O CULPADO: Refilmagem de Sucesso Dinamarquês Segue com Problemas

A NETFLIX lançou o filme O CULPADO, dirigido por Antoine Fuqua, um dos nomes de ponta do atual cinema americano. É a refilmagem de um sucesso do cinema dinamarquês de 2018, intitulado THE GUILTY.

Um policial que atende no 911, recebe certa noite o chamado de uma mulher que parece ter sido sequestrada pelo ex-marido e que consegue acionar a Polícia sob pretexto de estar ligando para a filha do casal, deixada em casa com seu irmão bebê.

O policial (Jake Gyllenhaal, sempre trabalhando bem) se descontrola, deixa de lado os protocolos e assume o caso como se fosse o único da noite. Em uma central de atendimento da Polícia de Los Angeles, há milhares de chamados por noite e a indiferença cotidiana dos atendentes deixa Joe Baylor ainda mais nervoso.

À medida em que a noite passa, vamos descobrindo que no dia seguinte Baylor deverá ir ao tribunal onde responde por uma acusação de homicídio.

Seu estado nervoso (e mental) na noite tem direta relação com aqueles fatos.

Uma curiosidade é que, embora apenas Gyllenhaal apareça, o elenco conta com as vozes de Rilley Keough, Peter Sarsgaard, Ethan Hawke e Paul Dano.

Quando vi THE GUILTY nos cinemas já tinha achado um caso daqueles em que o argumento (a ideia da história) é melhor que o filme. Tanto no original dinamarquês quanto no atual filme americano, acho que a monotonia se instala depois de vinte minutos do ator central tentando levar o drama apenas com as vozes dos envolvidos.

Claro que o texto é interessante e que a direção de Fuqua luta para dar ritmo ao filme, por exemplo fazendo Baylor imaginar imagens do que estaria ocorrendo.

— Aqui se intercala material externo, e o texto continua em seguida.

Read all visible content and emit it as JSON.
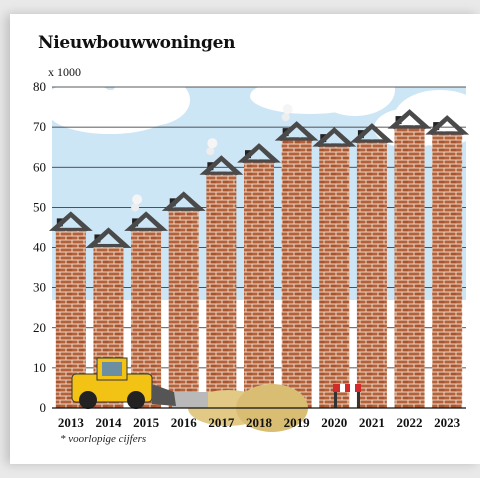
{
  "chart_data": {
    "type": "bar",
    "title": "Nieuwbouwwoningen",
    "unit_label": "x 1000",
    "footnote": "* voorlopige cijfers",
    "categories": [
      "2013",
      "2014",
      "2015",
      "2016",
      "2017",
      "2018",
      "2019",
      "2020",
      "2021",
      "2022",
      "2023"
    ],
    "values": [
      48.5,
      44.5,
      48.5,
      53.5,
      62.5,
      65.5,
      71.0,
      69.5,
      70.5,
      74.0,
      72.5
    ],
    "ylim": [
      0,
      80
    ],
    "yticks": [
      0,
      10,
      20,
      30,
      40,
      50,
      60,
      70,
      80
    ],
    "grid": true,
    "colors": {
      "brick": "#b5613a",
      "mortar": "#ead9c8",
      "roof": "#4a4a4a",
      "sky": "#cde6f6"
    }
  }
}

Mas, na minha opinião, não passa de um exercício sobre a culpa. Frustrado.

NETFLIX released the film THE GUILTY, directed by Antoine Fuqua, one of the top names in current American cinema. It’s a remake of a 2018 Danish film hit entitled THE GUILTY.

A 911 police officer receives a call one night from a woman who appears to have been kidnapped by her ex-husband and who manages to call the police under the pretext of calling the couple’s daughter, who is left at home with her brother baby.

The police officer (Jake Gyllenhaal, always working well) loses control, drops protocol and takes the case as if he were the only one of the night. At a Los Angeles Police Call Center, there are thousands of calls per night, and the everyday indifference of the attendants makes Joe Baylor even more nervous.

As the night goes on, we discover that the next day Baylor must go to court where he is facing a murder charge.

Your nervous (and mental) state at night is directly related to those facts.

A curiosity is that, although only Gyllenhaal appears, the cast features the voices of Rilley Keough, Peter Sarsgaard, Ethan Hawke and Paul Dano.

When I saw THE GUILTY (the Danish original) in theaters I had already found a case where the script (the idea of ​​the story) is better than the movie. In both the Danish original and the current American film, I think monotony sets in after twenty minutes of the central actor trying to carry out the drama with just the voices of those involved.

Of course the text is interesting and Fuqua’s director struggles to give the film rhythm, for example by making Baylor imagine images of what was going on.

But in my opinion, it’s just an exercise in guilt. Frustrated.

Deixe uma resposta

Esse site utiliza o Akismet para reduzir spam. Aprenda como seus dados de comentários são processados.